Other hereditary blood disorders associated with anemia

A
  • Spherocytosis/Elliptocytosis are hereditary blood disorders that causes red blood cells to become abnormally shaped (spherical or elliptical/oval, respectively).
  • The genetic disorders causing these defects have been found to be the result of mutations in cytoskeleton proteins of the red cell membrane that are required for the typical biconcave structure of the red blood cell.

-The irregular shape of the red blood cells can cause the spleen to break them down faster. This breakdown process is a hemolytic anemia.

  • A normal red blood cell can live for up to 120 days, but red blood cell with structural abnormalities might live for as few as 10 to 30 days.
  • The increased red cell turnover in these disorders results in the clinical manifestation of disease just as with other hemolytic anemias and sickle cell disease.
  • The degree of anemia in an individual can lead to progressive symptoms of fatigue, shortness of breath, increased heart rate, etc.
  • Increased hemoglobin turnover results in elevated bilirubin (jaundice) and risk of gallstones.
  • Events of accelerated clearance results in splenic enlargement and in its most severe form, a splenic sequestration crisis that is life threatening.

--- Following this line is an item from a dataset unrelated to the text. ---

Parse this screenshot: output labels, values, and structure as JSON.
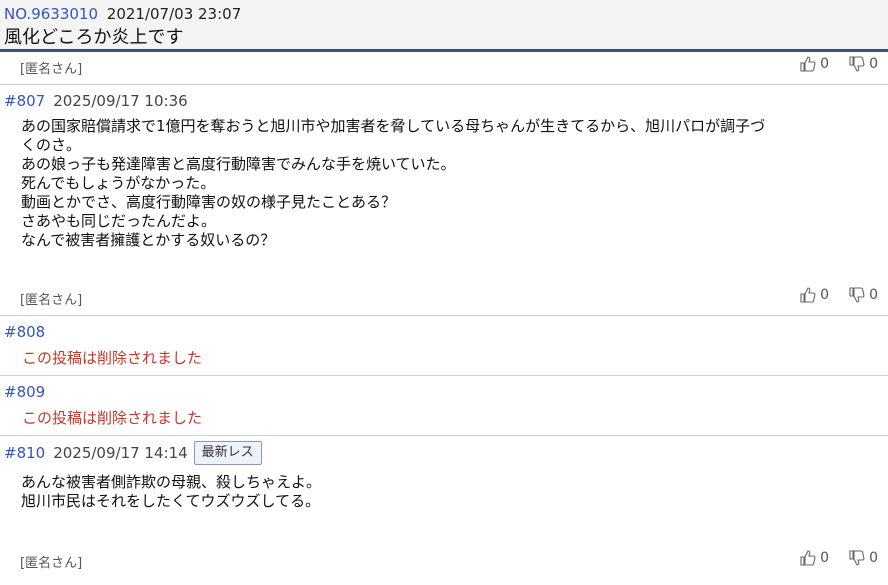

•Treatment consists of supplementation with folate as this supports the increased demand for hemoglobin turnover. Splenectomy is often times curative as removal of the spleen will limit clearance of the abnormally shaped cells and thus increased the life span of the affected red blood cells.

  • Splenectomy also decreases the likelihood of gallstone formation as a direct result of lower hemoglobin turnover.
  • Splenectomy is not without consequences as the spleen plays an important role in the immunologic process. There is a resulting increased risk of infection including bacteremia and additional immunizations are recommended.